Such is life for a rehabbing pitcher who's circled a return date on his calendar, in this case opening day April 2, but who can't guarantee he'll make it.
"I have my good days, I have some not amazing days but hopefully those are becoming less and less," he said.
Pressed further, there must be a difference between "not amazing days" and "bad days," Janssen said it's not shoulder soreness that sometimes holds him back but arm strength, which takes time to build.
"Not necessarily pain but not how you would feel when you're 100-percent," said Janssen. "You can tell that you're grinding just a bit."
Janssen, 31, faced four batters in Sunday's Triple-A game against a contingent of Phillies' minor leaguers. He retired all four, including a strikeout of Tyson Gillies, Canada's centre fielder at the World Baseball Classic. Janssen threw mostly fastballs, mixed in the odd changeup, for a count of 16 pitches.
"Definitely (there's) a little more adrenaline," said Janssen. "These guys are competing, who knows what their situations are, but they're either trying to make the team or impress so it's as much a game as anything else other than actually being in a stadium."
The next step is to wake up Monday feeling good. If Janssen passes that test it's off to Florida Auto Exchange Stadium for a day of work, while his teammates enjoy a day off, to throw long toss and undergo treatment.
Depending on Janssen's status the Blue Jays have either one or two openings in the bullpen.
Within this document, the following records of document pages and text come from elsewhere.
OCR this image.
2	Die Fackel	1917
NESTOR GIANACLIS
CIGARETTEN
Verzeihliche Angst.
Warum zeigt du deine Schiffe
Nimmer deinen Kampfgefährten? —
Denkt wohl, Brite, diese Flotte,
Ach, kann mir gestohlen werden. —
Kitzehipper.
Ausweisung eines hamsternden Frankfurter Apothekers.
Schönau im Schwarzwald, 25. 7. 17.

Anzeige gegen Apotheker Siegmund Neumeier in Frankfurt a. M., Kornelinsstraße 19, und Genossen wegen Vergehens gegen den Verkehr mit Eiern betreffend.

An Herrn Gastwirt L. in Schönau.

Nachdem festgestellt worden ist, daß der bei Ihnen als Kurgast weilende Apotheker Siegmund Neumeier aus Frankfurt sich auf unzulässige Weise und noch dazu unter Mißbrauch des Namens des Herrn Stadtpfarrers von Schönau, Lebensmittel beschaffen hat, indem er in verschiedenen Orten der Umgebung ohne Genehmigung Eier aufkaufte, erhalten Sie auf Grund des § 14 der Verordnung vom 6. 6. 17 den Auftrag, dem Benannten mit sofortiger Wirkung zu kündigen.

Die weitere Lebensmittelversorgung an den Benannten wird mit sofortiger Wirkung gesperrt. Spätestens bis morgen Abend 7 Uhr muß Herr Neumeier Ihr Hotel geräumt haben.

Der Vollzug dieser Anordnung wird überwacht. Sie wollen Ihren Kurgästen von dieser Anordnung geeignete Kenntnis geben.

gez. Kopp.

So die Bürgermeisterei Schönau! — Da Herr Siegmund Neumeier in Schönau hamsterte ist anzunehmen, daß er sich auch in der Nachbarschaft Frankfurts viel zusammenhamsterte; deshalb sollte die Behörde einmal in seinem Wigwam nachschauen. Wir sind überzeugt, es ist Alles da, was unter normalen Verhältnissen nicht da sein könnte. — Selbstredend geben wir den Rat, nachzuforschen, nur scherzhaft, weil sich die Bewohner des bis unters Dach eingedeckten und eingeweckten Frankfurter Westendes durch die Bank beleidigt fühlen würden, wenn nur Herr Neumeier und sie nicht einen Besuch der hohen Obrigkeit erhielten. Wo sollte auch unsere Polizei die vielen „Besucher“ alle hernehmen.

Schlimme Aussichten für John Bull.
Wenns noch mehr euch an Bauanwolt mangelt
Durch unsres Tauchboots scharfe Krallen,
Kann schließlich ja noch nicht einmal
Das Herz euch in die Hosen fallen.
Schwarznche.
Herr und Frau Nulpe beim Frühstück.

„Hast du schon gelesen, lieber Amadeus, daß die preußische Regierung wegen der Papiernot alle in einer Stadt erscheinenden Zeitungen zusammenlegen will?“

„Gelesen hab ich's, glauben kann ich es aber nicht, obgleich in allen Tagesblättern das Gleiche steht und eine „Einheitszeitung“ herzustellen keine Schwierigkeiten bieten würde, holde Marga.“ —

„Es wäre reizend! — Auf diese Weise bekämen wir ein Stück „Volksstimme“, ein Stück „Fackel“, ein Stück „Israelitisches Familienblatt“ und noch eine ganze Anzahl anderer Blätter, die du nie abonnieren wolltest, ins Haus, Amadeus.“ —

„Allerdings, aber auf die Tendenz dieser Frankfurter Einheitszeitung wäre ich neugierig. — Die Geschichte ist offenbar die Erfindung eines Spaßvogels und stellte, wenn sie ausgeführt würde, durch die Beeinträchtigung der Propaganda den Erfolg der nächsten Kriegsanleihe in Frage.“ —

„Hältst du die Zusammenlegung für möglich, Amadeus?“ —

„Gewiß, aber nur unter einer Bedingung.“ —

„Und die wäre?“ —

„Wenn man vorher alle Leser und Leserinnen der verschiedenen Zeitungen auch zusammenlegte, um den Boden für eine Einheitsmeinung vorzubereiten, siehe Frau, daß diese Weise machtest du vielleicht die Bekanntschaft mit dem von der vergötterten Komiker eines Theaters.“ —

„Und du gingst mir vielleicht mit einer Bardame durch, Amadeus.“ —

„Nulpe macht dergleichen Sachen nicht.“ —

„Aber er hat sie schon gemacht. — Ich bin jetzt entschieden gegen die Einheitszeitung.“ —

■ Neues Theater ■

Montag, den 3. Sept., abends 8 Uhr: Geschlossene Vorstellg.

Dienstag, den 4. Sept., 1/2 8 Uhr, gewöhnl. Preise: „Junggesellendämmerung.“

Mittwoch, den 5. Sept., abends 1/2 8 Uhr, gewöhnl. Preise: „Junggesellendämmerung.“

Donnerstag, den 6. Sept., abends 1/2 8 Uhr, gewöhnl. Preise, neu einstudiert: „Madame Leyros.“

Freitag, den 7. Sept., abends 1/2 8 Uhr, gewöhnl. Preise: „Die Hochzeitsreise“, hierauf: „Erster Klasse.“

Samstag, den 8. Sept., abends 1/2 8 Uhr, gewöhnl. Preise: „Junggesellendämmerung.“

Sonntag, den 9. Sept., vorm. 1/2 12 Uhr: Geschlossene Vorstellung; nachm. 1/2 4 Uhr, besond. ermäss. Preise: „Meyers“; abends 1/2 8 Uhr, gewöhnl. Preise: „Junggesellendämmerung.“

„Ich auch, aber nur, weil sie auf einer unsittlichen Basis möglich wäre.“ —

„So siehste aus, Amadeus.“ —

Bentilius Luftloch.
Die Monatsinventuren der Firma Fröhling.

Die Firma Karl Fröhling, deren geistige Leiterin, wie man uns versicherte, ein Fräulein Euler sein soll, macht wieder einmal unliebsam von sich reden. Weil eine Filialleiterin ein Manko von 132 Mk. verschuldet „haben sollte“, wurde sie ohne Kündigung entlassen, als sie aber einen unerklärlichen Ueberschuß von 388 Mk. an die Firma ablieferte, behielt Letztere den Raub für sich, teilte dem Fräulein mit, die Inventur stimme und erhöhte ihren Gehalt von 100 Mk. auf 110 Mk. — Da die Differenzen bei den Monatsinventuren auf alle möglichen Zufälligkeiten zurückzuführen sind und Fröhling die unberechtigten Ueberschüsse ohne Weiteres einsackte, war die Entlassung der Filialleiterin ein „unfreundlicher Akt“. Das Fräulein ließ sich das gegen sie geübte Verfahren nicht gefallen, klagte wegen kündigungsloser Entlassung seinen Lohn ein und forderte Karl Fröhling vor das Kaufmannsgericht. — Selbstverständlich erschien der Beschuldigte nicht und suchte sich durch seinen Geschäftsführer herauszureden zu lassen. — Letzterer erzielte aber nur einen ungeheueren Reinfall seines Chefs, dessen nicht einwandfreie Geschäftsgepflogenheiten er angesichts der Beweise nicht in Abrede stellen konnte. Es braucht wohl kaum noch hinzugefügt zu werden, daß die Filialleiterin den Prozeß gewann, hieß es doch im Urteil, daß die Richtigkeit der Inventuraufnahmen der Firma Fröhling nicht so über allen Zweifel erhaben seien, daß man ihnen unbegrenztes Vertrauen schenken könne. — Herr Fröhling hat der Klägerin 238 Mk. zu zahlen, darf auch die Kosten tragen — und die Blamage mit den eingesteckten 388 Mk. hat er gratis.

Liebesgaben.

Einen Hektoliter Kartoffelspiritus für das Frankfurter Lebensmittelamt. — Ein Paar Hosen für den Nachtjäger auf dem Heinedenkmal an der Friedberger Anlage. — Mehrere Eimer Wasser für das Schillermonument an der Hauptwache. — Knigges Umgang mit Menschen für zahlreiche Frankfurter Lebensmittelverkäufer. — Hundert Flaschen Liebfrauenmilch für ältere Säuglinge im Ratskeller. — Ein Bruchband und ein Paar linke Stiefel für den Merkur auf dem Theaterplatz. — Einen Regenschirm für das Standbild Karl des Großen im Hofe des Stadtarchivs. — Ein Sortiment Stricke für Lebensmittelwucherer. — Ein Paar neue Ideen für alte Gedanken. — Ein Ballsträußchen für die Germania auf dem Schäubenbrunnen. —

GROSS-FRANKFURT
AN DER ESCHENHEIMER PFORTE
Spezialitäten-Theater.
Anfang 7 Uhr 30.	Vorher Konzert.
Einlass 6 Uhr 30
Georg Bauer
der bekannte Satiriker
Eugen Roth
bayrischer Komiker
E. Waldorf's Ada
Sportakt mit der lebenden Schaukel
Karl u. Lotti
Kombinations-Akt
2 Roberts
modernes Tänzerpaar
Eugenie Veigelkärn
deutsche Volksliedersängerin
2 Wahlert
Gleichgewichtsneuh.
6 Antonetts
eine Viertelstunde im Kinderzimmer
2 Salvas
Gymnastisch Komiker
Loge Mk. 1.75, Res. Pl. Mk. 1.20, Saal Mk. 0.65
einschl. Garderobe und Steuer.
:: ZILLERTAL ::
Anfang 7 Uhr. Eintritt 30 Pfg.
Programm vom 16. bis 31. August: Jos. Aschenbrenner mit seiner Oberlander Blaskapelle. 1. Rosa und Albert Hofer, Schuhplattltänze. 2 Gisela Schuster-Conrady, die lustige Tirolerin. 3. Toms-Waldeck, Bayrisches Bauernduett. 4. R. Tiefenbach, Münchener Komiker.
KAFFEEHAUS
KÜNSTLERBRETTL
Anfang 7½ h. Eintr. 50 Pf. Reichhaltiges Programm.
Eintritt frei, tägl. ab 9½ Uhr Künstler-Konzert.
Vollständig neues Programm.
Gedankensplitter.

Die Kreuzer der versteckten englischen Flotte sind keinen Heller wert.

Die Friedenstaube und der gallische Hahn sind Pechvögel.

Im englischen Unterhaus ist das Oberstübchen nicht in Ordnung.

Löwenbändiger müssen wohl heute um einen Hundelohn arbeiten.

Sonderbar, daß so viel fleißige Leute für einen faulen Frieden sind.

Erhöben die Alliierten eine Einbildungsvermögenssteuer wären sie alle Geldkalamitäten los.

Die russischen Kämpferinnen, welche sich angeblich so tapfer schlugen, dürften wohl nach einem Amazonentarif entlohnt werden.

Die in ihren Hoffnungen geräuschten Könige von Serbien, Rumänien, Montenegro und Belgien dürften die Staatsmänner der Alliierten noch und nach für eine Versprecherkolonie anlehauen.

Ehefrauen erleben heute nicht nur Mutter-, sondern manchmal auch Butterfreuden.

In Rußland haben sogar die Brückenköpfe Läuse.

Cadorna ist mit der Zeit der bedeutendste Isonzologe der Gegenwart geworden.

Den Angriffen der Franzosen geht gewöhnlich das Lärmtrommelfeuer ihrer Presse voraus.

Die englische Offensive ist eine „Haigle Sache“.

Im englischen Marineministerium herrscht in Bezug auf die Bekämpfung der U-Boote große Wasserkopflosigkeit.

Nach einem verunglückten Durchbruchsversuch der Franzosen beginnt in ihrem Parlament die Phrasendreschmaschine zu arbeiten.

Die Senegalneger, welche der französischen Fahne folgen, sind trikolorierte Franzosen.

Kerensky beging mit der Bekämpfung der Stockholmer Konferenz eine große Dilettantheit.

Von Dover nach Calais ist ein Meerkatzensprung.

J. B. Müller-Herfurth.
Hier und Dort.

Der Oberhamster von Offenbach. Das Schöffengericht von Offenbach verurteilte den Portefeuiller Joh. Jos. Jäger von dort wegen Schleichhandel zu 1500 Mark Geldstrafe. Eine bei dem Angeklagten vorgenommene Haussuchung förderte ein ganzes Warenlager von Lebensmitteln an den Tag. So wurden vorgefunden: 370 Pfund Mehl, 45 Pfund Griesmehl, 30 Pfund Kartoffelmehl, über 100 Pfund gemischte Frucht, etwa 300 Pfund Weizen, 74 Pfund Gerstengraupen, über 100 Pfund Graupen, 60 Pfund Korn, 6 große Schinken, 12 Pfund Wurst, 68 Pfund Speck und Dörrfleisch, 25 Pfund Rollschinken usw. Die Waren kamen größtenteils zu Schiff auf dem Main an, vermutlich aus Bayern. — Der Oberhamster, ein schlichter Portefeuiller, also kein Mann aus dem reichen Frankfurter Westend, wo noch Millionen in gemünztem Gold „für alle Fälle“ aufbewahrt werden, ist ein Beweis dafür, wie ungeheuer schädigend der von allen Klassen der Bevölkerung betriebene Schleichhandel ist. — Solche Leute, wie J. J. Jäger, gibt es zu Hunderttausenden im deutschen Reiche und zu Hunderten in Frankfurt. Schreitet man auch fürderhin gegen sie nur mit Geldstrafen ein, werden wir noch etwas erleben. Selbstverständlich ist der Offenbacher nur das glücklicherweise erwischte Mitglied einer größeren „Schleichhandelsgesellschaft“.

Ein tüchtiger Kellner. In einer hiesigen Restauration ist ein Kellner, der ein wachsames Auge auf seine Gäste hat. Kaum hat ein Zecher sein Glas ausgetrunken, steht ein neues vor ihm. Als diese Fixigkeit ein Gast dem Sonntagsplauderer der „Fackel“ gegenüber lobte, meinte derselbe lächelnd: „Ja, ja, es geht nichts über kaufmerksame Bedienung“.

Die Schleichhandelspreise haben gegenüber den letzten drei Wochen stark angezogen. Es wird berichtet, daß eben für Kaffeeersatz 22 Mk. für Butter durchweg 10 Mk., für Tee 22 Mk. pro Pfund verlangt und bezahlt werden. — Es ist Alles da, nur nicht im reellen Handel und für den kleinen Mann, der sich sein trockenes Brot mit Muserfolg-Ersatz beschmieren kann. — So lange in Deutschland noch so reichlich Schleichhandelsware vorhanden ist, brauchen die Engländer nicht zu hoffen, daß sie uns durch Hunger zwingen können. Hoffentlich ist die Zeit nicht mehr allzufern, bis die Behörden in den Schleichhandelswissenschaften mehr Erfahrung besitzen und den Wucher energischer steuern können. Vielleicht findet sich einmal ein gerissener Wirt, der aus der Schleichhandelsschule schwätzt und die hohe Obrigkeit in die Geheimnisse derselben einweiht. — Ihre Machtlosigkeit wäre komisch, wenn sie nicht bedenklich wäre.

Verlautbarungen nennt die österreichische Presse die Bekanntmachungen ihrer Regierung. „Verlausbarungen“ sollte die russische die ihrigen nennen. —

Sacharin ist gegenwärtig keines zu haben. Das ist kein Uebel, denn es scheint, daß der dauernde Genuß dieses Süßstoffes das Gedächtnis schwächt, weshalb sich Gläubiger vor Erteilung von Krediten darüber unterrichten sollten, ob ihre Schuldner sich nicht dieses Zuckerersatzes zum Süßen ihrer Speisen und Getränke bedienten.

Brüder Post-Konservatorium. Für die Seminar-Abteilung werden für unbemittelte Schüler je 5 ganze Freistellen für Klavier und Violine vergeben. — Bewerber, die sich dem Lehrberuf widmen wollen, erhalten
If Janssen's hurt, expect Aaron Loup, Brett Cecil and Jeremy Jeffress to break camp.
If Janssen's healthy, general manager Alex Anthopoulos must pick two of the three, which is where things get complicated.
On merit, manager John Gibbons said earlier in the spring the Blue Jays would take their "best roster" north, Loup has earned a spot (1.29 ERA in seven Grapefruit League innings.) However, Loup has options; Cecil and Jeffress don't, meaning to get either to the minors the Blue Jays must first waive them and risk having them picked up by another club.
Cecil has struggled this spring (6.35 ERA in 11.1 innings.) The Blue Jays are intrigued by Jeffress' lively arm, which produces a mid-90s fastball. He has 10 strikeouts and a 3.38 ERA in eight innings; Jeffress also has walked five batters.
Decisions will be made by the end of March, as the calendar dictates, but Janssen can look no further than the coming days.
"This week is going to be a big week for me," said Janssen. "They're going to present me with some challenges that I'm either going to be able to take on or not and everyone will have a pretty good idea (of where I'm at.")
- Adam Lind is hitting .424 (14-33) with a .488 on-base percentage this spring. He's trying to recapture the magic of his 2009 season (35 HR, 114 RBI) and one key will be his health. Lind has previously battled back problems; he credits his yoga regimen for a pain-free spring.
"I've had no back pain at all," said Lind. "Last year at this time, maybe a week prior to this, I missed a week of camp with back pain. I've been pain free this whole camp, which is a much better spot than I was last year."
Lind missed almost five weeks last July/August with a back injury.
- Veteran left-hander Darren Oliver, 42, will pitch three innings in a minor league game on Tuesday.
On a 40-pitch limit, Oliver prefers extending himself in one minor league game each spring due to its controlled nature. The rules are lax so if Oliver struggles, he can request the inning be stopped. He'll sit down to simulate a half inning of rest and then return to the mound for more work.
Oliver, entering his 20th major league season, has appeared in three games for a total of three innings of work. He isn't likely to see much more Grapefruit League action.
- The Blue Jays lost 11-2 to the Astros in Kissimmee, FL, on Sunday. Following an off day Monday, Toronto will host Houston on Tuesday.
Mark Buehrle (0-0, 5.00 ERA) will make his fifth Grapefruit League start.
Sergio Santos and Esmil Rogers also are scheduled to pitch in the game.
Also on Tuesday, Josh Johnson (five innings) and R.A. Dickey (two innings) will pitch in a minor league game.